Well, God did a work with me on this one. A dream -and in this dream, I was explaining to others why it didn’t matter the method or even the number of baptism (or pick your formality -communion, bible version, ...) This was immaterial, this is only ritual -it is what is in the HEART that is important. I was quoting scripture from memory that I’ve never memorized. It was amazing. When I awoke, I remembered everything (I usually don’t remember my dreams once I open my eyes) All my doubts completely erased. It was one of those rare and amazing moments where you ask for an answer and Bam -He speaks.
Needless to say, I feel a little pressure here. I get the whole “what’s important thing”, but God -are you also telling me this is where I belong, that this is the church that I should join? or just get over my hang ups on what is right for me?
I know, I need to commit. I need to get over my fears -turn them over to God. No place is perfect. I am not perfect. It is OK. Church is for the imperfect. This church is filled with the spirit. This is what is important. This is a place that honors and blessed God. This is a place I am ready to call home.
LunaBellaGathersAcorns has written 3 entries about this goal
I tried my first new church this past Sunday.
I prayed specifically about finding the right church beforehand. (The right church -as in where God wants me to be right now) One bit that ended up being most of my prayer was that it be a place where I can truly glorify him, where I can give the most, not just recieve the most. It is so easy to focus on trying to find where I will get the most: favorite music, similar people, most interesting studies, most dynamic preacher, etc. rather than where God would like me to be. God was really leading me during my prayertime.

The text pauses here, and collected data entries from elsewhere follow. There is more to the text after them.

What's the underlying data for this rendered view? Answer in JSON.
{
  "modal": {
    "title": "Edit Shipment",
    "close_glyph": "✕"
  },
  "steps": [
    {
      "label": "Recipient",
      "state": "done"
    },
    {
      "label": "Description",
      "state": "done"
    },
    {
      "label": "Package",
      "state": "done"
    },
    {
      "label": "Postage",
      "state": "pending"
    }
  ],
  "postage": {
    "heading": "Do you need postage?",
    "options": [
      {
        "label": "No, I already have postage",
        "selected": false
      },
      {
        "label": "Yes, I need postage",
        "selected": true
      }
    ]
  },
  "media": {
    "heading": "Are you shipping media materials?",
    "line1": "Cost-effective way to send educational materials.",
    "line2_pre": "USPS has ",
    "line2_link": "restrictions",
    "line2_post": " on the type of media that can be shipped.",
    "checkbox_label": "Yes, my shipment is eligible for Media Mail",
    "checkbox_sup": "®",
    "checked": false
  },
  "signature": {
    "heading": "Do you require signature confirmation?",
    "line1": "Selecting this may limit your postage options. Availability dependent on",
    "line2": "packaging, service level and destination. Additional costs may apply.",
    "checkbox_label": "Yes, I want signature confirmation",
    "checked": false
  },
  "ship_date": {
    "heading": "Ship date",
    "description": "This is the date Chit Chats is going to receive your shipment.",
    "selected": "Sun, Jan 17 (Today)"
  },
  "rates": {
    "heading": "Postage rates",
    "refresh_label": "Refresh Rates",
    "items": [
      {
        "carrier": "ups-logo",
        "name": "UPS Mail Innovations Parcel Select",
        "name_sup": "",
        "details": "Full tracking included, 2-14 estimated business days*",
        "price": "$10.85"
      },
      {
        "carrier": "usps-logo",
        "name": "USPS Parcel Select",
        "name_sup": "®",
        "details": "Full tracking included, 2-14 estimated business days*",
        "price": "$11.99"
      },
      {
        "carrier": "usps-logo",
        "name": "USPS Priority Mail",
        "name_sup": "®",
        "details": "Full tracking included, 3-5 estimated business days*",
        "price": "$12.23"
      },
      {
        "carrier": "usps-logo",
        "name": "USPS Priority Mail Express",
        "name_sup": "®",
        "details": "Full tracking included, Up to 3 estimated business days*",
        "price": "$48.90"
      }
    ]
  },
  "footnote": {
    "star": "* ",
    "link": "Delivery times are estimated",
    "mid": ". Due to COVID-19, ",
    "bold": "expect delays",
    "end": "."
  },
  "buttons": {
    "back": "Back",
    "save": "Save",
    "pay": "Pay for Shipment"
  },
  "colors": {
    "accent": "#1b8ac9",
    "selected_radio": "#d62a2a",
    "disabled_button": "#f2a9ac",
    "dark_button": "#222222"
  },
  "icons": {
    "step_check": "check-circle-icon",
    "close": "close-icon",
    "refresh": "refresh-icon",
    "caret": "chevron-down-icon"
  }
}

I ended up changing which church my daughter and I were going to visit at the very last moment to one I hadn’t thought of before. Actually had never even seen -I had to look it up on the internet to check it out and find out where it was located. Definitely, felt God’s hand in it all.

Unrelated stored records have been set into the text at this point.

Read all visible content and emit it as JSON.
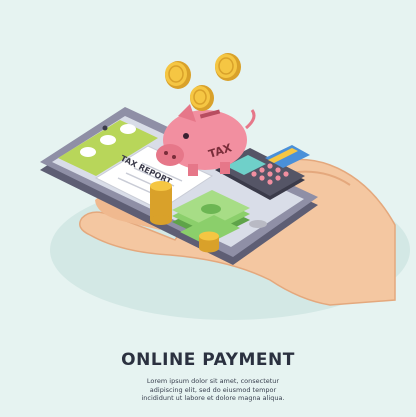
{
  "illustration": {
    "title": "ONLINE PAYMENT",
    "description_lines": [
      "Lorem ipsum dolor sit amet, consectetur",
      "adipiscing elit, sed do eiusmod tempor",
      "incididunt ut labore et dolore magna aliqua."
    ],
    "receipt_heading": "TAX REPORT",
    "piggy_bank_label": "TAX",
    "colors": {
      "background": "#e6f3f1",
      "hand": "#f4c7a1",
      "phone_body": "#8f8fa6",
      "piggy_bank": "#f28fa0",
      "coin": "#f5c643",
      "cash": "#8bcf6b",
      "title_text": "#2b3140"
    }
  }
}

From first visit & checking out its website, it may be just where we need to go. The music was wonderful. The message biblical and enlightning. It is growing and friendly. My daughter really liked it and towards the end of the service there was a plea for people to get invovled -they are terribly short on Sunday School teachers.
Just Chance? Maybe, Maybe not.
I had decided to almost make a game or research project out of trying out churches -to lessen the stress of finding THE ONE. Just make it fun, without pressure. (I was stressing out badly, almost to the point of it of letting it paralyzing me)
We will go back this Sunday & my daughter is going to go to the youth program. She wanted to bring a friend. See how the second servie goes then try some other churches before making a committment. BUT -It is so great knowing that the first try may be where we end up. No matter I am more relaxed and confident that God will find us a church home that will be right were he wants us.
The little church I was going to finally closed it’s doors.
Sort of Sad. I truly feel it did what God had planned for it. The church met some real needs -both mine & others. It just never could quite get off the ground. Never achieved that critical mass.
It introduced me to some wonderful people. It was a place where my tithing was critical and it helped me learn to truly trust in God’s constant provision. It provided a safe haven when I was feeling attacked and abused. A place to heal and grow.
But, I am stronger now and in a way the time is just right to move on. I have a teenager and while she loved the church dearly, it didn’t have anyone else her age and that is so important. I was really feeling torn as to what to do and God has it worked out for me.
Now I need to find a new church home. I feel really lost and a bit scared, but I know God will provide what He desires for me.